Die Anschaffung eines Haustieres will gut überlegt sein. Tierverhaltenstherapeut Dr. Ronald Lindner erklärt im Interview, was es zu beachten gibt.
Wenn ich mir ein Haustier anschaffen will, was sind die ersten Fragen, die ich mir stellen muss?
Dr. Ronald Lindner: Passt das Tier zu mir und meinem Alltag? Kann ich ein verlässlicher Sozialpartner für meinen Hund oder ein kompetenter Manager für meine Meerschweinchen-WG sein? Wie und woher beziehe ich mein notwendiges Fachwissen für eine artgerechte Haltung? Was braucht mein Tier, um sich bei mir wohlzufühlen?
Mit einem Tier übernimmt man die Verantwortung für ein Lebewesen – und muss auch bereit sein, diese zu tragen, solange das Tier lebt. Egal ob Meerschweinchen, Kaninchen oder Kätzchen – ein oder mehrere Tiere sollte man sich immer ganz bewusst zulegen, als Spontangeschenk ist es absolut ungeeignet.
Wie und wo informiere ich mich über den Familienzuwachs?

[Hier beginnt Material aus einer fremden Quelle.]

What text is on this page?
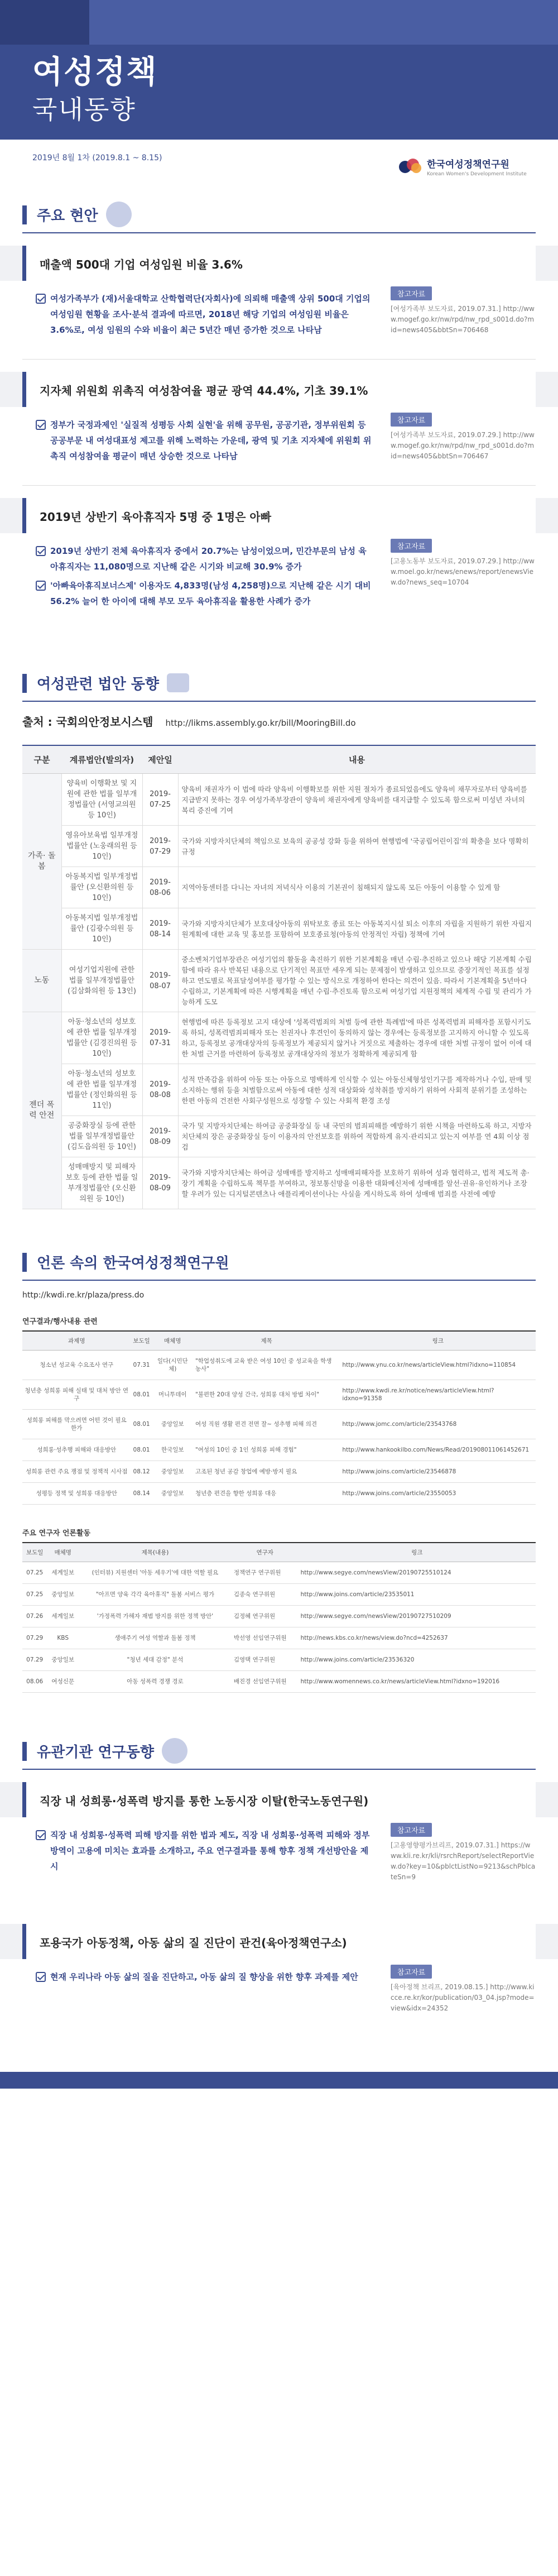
여성정책
국내동향
2019년 8월 1차 (2019.8.1 ~ 8.15)
한국여성정책연구원
Korean Women's Development Institute
주요 현안
매출액 500대 기업 여성임원 비율 3.6%
여성가족부가 (재)서울대학교 산학협력단(자회사)에 의뢰해 매출액 상위 500대 기업의 여성임원 현황을 조사·분석 결과에 따르면, 2018년 해당 기업의 여성임원 비율은 3.6%로, 여성 임원의 수와 비율이 최근 5년간 매년 증가한 것으로 나타남
참고자료
[여성가족부 보도자료, 2019.07.31.] http://www.mogef.go.kr/nw/rpd/nw_rpd_s001d.do?mid=news405&bbtSn=706468
지자체 위원회 위촉직 여성참여율 평균 광역 44.4%, 기초 39.1%
정부가 국정과제인 '실질적 성평등 사회 실현'을 위해 공무원, 공공기관, 정부위원회 등 공공부문 내 여성대표성 제고를 위해 노력하는 가운데, 광역 및 기초 지자체에 위원회 위촉직 여성참여율 평균이 매년 상승한 것으로 나타남
참고자료
[여성가족부 보도자료, 2019.07.29.] http://www.mogef.go.kr/nw/rpd/nw_rpd_s001d.do?mid=news405&bbtSn=706467
2019년 상반기 육아휴직자 5명 중 1명은 아빠
2019년 상반기 전체 육아휴직자 중에서 20.7%는 남성이었으며, 민간부문의 남성 육아휴직자는 11,080명으로 지난해 같은 시기와 비교해 30.9% 증가
'아빠육아휴직보너스제' 이용자도 4,833명(남성 4,258명)으로 지난해 같은 시기 대비 56.2% 늘어 한 아이에 대해 부모 모두 육아휴직을 활용한 사례가 증가
참고자료
[고용노동부 보도자료, 2019.07.29.] http://www.moel.go.kr/news/enews/report/enewsView.do?news_seq=10704
여성관련 법안 동향
출처 : 국회의안정보시스템 http://likms.assembly.go.kr/bill/MooringBill.do
구분	계류법안(발의자)	제안일	내용
가족· 돌봄	양육비 이행확보 및 지원에 관한 법률 일부개정법률안 (서영교의원 등 10인)	2019-07-25	양육비 채권자가 이 법에 따라 양육비 이행확보를 위한 지원 절차가 종료되었음에도 양육비 채무자로부터 양육비를 지급받지 못하는 경우 여성가족부장관이 양육비 채권자에게 양육비를 대지급할 수 있도록 함으로써 미성년 자녀의 복리 증진에 기여
	영유아보육법 일부개정법률안 (노웅래의원 등 10인)	2019-07-29	국가와 지방자치단체의 책임으로 보육의 공공성 강화 등을 위하여 현행법에 '국공립어린이집'의 확충을 보다 명확히 규정
	아동복지법 일부개정법률안 (오신환의원 등 10인)	2019-08-06	지역아동센터를 다니는 자녀의 저녁식사 이용의 기본권이 침해되지 않도록 모든 아동이 이용할 수 있게 함
	아동복지법 일부개정법률안 (김광수의원 등 10인)	2019-08-14	국가와 지방자치단체가 보호대상아동의 위탁보호 종료 또는 아동복지시설 퇴소 이후의 자립을 지원하기 위한 자립지원계획에 대한 교육 및 홍보를 포함하여 보호종료청(아동의 안정적인 자립) 정책에 기여
노동	여성기업지원에 관한 법률 일부개정법률안 (김삼화의원 등 13인)	2019-08-07	중소벤처기업부장관은 여성기업의 활동을 촉진하기 위한 기본계획을 매년 수립·추진하고 있으나 해당 기본계획 수립함에 따라 유사 반복된 내용으로 단기적인 목표만 세우게 되는 문제점이 발생하고 있으므로 중장기적인 목표를 설정하고 연도별로 목표달성여부를 평가할 수 있는 방식으로 개정하여 한다는 의견이 있음. 따라서 기본계획을 5년마다 수립하고, 기본계획에 따른 시행계획을 매년 수립·추진토록 함으로써 여성기업 지원정책의 체계적 수립 및 관리가 가능하게 도모
젠더 폭력 안전	아동·청소년의 성보호에 관한 법률 일부개정법률안 (김경진의원 등 10인)	2019-07-31	현행법에 따른 등록정보 고지 대상에 '성폭력범죄의 처벌 등에 관한 특례법'에 따른 성폭력범죄 피해자를 포함시키도록 하되, 성폭력범죄피해자 또는 친권자나 후견인이 동의하지 않는 경우에는 등록정보를 고지하지 아니할 수 있도록 하고, 등록정보 공개대상자의 등록정보가 제공되지 않거나 거짓으로 제출하는 경우에 대한 처벌 규정이 없어 이에 대한 처벌 근거를 마련하여 등록정보 공개대상자의 정보가 정확하게 제공되게 함
	아동·청소년의 성보호에 관한 법률 일부개정법률안 (정인화의원 등 11인)	2019-08-08	성적 만족감을 위하여 아동 또는 아동으로 명백하게 인식할 수 있는 아동신체형성인기구를 제작하거나 수입, 판매 및 소지하는 행위 등을 처벌함으로써 아동에 대한 성적 대상화와 성착취를 방지하기 위하여 사회적 분위기를 조성하는 한편 아동의 건전한 사회구성원으로 성장할 수 있는 사회적 환경 조성
	공중화장실 등에 관한 법률 일부개정법률안 (김도읍의원 등 10인)	2019-08-09	국가 및 지방자치단체는 하여금 공중화장실 등 내 국민의 범죄피해를 예방하기 위한 시책을 마련하도록 하고, 지방자치단체의 장은 공중화장실 등이 이용자의 안전보호를 위하여 적합하게 유지·관리되고 있는지 여부를 연 4회 이상 점검
	성매매방지 및 피해자보호 등에 관한 법률 일부개정법률안 (오신환의원 등 10인)	2019-08-09	국가와 지방자치단체는 하여금 성매매를 방지하고 성매매피해자를 보호하기 위하여 성과 협력하고, 법적 제도적 총·장기 계획을 수립하도록 책무를 부여하고, 정보통신망을 이용한 대화메신저에 성매매를 알선·권유·유인하거나 조장할 우려가 있는 디지털콘텐츠나 애플리케이션이나는 사실을 게시하도록 하여 성매매 범죄를 사전에 예방
언론 속의 한국여성정책연구원
http://kwdi.re.kr/plaza/press.do
연구결과/행사내용 관련
과제명	보도일	매체명	제목	링크
청소년 성교육 수요조사 연구	07.31	일다(시민단체)	"학업성취도에 교육 받은 여성 10인 중 성교육을 학생 농사"	http://www.ynu.co.kr/news/articleView.html?idxno=110854
청년층 성희롱 피해 실태 및 대처 방안 연구	08.01	머니투데이	"불편한 20대 양성 간극, 성희롱 대처 방법 차이"	http://www.kwdi.re.kr/notice/news/articleView.html?idxno=91358
성희롱 피해를 막으려면 어떤 것이 필요한가	08.01	중앙일보	여성 직원 생활 편견 전면 잘~ 성추행 피해 의견	http://www.jomc.com/article/23543768
성희롱·성추행 피해와 대응방안	08.01	한국일보	"여성의 10인 중 1인 성희롱 피해 경험"	http://www.hankookilbo.com/News/Read/201908011061452671
성희롱 관련 주요 쟁점 및 정책적 시사점	08.12	중앙일보	고조된 청년 공감 창업에 예방·방지 필요	http://www.joins.com/article/23546878
성평등 정책 및 성희롱 대응방안	08.14	중앙일보	청년층 편견을 향한 성희롱 대응	http://www.joins.com/article/23550053
주요 연구자 언론활동
보도일	매체명	제목(내용)	연구자	링크
07.25	세계일보	(인터뷰) 지원센터 '아동 세우기'에 대한 역할 필요	정책연구 연구위원	http://www.segye.com/newsView/20190725510124
07.25	중앙일보	"아프면 양육 각각 육아휴직" 돌봄 서비스 평가	김종숙 연구위원	http://www.joins.com/article/23535011
07.26	세계일보	'가정폭력 가해자 재범 방지를 위한 정책 방안'	김정혜 연구위원	http://www.segye.com/newsView/20190727510209
07.29	KBS	생애주기 여성 역할과 돌봄 정책	박선영 선임연구위원	http://news.kbs.co.kr/news/view.do?ncd=4252637
07.29	중앙일보	"청년 세대 감정" 분석	김영택 연구위원	http://www.joins.com/article/23536320
08.06	여성신문	아동 성폭력 경쟁 경로	배진경 선임연구위원	http://www.womennews.co.kr/news/articleView.html?idxno=192016
유관기관 연구동향
직장 내 성희롱·성폭력 방지를 통한 노동시장 이탈(한국노동연구원)
직장 내 성희롱·성폭력 피해 방지를 위한 법과 제도, 직장 내 성희롱·성폭력 피해와 정부방역이 고용에 미치는 효과를 소개하고, 주요 연구결과를 통해 향후 정책 개선방안을 제시
참고자료
[고용영향평가브리프, 2019.07.31.] https://www.kli.re.kr/kli/rsrchReport/selectReportView.do?key=10&pblctListNo=9213&schPblcateSn=9
포용국가 아동정책, 아동 삶의 질 진단이 관건(육아정책연구소)
현재 우리나라 아동 삶의 질을 진단하고, 아동 삶의 질 향상을 위한 향후 과제를 제안	참고자료
[육아정책 브리프, 2019.08.15.] http://www.kicce.re.kr/kor/publication/03_04.jsp?mode=view&idx=24352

Dr. Ronald Lindner: Es gibt unzählige Ratgeberformate über art- und verhaltensgerechte Tierhaltung in vielschichtigen Medien, wie Bücher, Zeitschriften, Fernsehen und Internet. Nicht alle sind dabei wirklich hilfreich und wissenschaftlich korrekt. Es gehört leider auch zur Wahrheit, dass es viele vermeintliche Experten in diversen Medien gibt.
Sie sollten dabei immer auf ihr Bauchgefühl hören: Sobald mit Druck oder Strafe gearbeitet wird, suchen Sie besser nach einer neuen Quelle, denn das spricht eher für einen unseriösen Fachmann. Ein guter Tipp sind auch die Merkblätter der Tierärztlichen Vereinigung für Tierschutz e.V. Dort findet man u.a. die Mindestanforderungen für die Haltung von Hunden, Katzen und Heimtieren.
Woher weiß ich denn, welches Haustier am besten zu mir passt?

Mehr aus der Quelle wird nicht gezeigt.